I wanted to share a couple of interesting articles about children, science, and belief. Both are from NPR.
The first is from Halloween, called “How Real is the Candy Witch?”, by Tania Lombrozo. It explores the gullibility of children, concluding in the end that they’re not really so easily fooled as we might think, and that a readiness to believe in what seems unlikely doesn’t conflict with an appreciation of evidence. The second is called “Every Child is Born a Scientist”, by Marcelo Gleiser. This one is a brief look at the radical openness of a child’s mind, where science can become “a magical portal to them, a place of wonderment and discovery.”

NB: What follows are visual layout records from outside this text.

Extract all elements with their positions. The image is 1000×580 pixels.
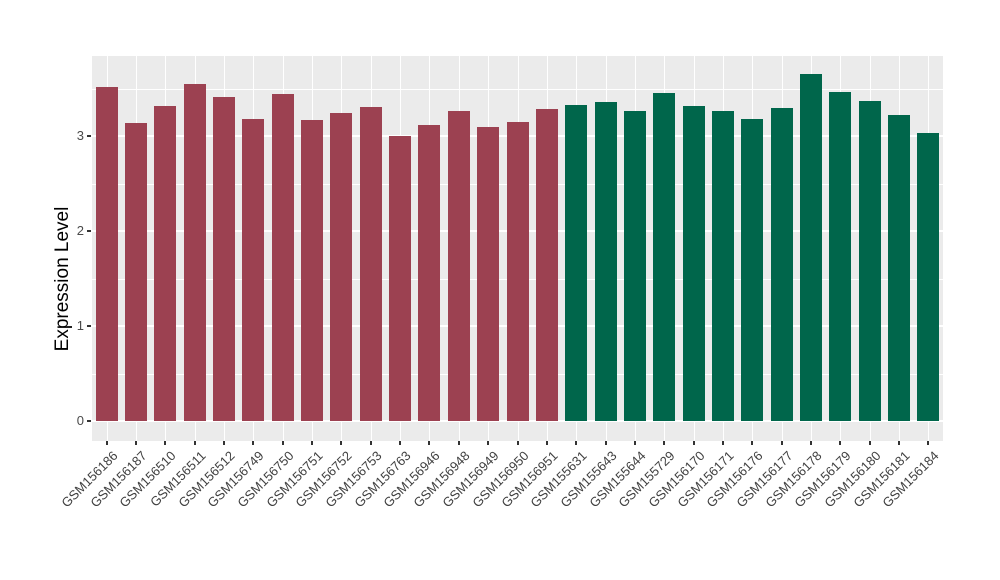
bar [858, 100, 881, 421]
bar [741, 118, 764, 421]
bar [271, 94, 294, 421]
chart-panel [92, 56, 943, 441]
x-tick-mark [545, 441, 548, 445]
bar [623, 111, 646, 421]
x-tick-mark [809, 441, 812, 445]
x-tick-mark [428, 441, 431, 445]
y-tick-mark [87, 135, 91, 137]
bar [447, 111, 470, 421]
bar [301, 119, 324, 421]
x-tick-mark [193, 441, 196, 445]
x-tick-mark [135, 441, 138, 445]
x-tick-mark [868, 441, 871, 445]
bar [799, 74, 822, 421]
x-tick-mark [311, 441, 314, 445]
x-tick-mark [897, 441, 900, 445]
x-tick-mark [399, 441, 402, 445]
bar [389, 136, 412, 421]
bar [213, 97, 236, 421]
bar [917, 133, 940, 421]
x-tick-mark [487, 441, 490, 445]
x-tick-mark [692, 441, 695, 445]
bar [535, 109, 558, 421]
bar [653, 93, 676, 421]
x-tick-mark [340, 441, 343, 445]
bar [711, 111, 734, 421]
x-tick-mark [663, 441, 666, 445]
x-tick-mark [575, 441, 578, 445]
bar [154, 105, 177, 421]
bar [565, 104, 588, 421]
x-tick-mark [369, 441, 372, 445]
y-tick-mark [87, 325, 91, 327]
bar [95, 86, 118, 421]
x-tick-mark [633, 441, 636, 445]
bar [829, 92, 852, 421]
bar [330, 113, 353, 421]
bar [359, 106, 382, 421]
bar [418, 124, 441, 421]
x-tick-mark [780, 441, 783, 445]
y-tick-label: 2 [76, 223, 84, 238]
bar [242, 118, 265, 421]
bar [682, 105, 705, 421]
x-tick-mark [281, 441, 284, 445]
bar [477, 127, 500, 421]
y-tick-label: 0 [76, 413, 84, 428]
x-tick-mark [751, 441, 754, 445]
bar [506, 121, 529, 421]
y-tick-mark [87, 420, 91, 422]
bar [887, 115, 910, 421]
y-tick-label: 1 [76, 318, 84, 333]
x-tick-mark [516, 441, 519, 445]
x-tick-mark [164, 441, 167, 445]
y-tick-mark [87, 230, 91, 232]
bar [594, 101, 617, 421]
x-tick-mark [721, 441, 724, 445]
bar [770, 108, 793, 421]
bar [125, 122, 148, 421]
x-tick-mark [927, 441, 930, 445]
x-tick-mark [252, 441, 255, 445]
x-tick-mark [223, 441, 226, 445]
y-tick-label: 3 [76, 128, 84, 143]
x-tick-mark [457, 441, 460, 445]
x-tick-mark [105, 441, 108, 445]
x-tick-mark [839, 441, 842, 445]
bar [183, 83, 206, 421]
x-tick-mark [604, 441, 607, 445]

My response to these articles is that these attitudes are related – our ability to enjoy stories and myths is tied to our scientific openness. We have different spaces we have in our minds for “truth” and “fact”. Children in particular have a really strong ability to occupy that space between fact and fiction where “truth” can be something else, something wondrous and indeterminate. I’d love to put this together into a whole essay, but, you know – NaNoWriMo. If you find these articles interesting, I’d also suggest taking a look at Tolkien’s essay “On Fairie-Stories”, Martin Donougho’s work on what he calls the “double semantic register” of myth, and several of Richard Feynman’s essays in the collection, The Pleasure of Finding Things Out.
For me now, these are just going to have to remain random thoughts.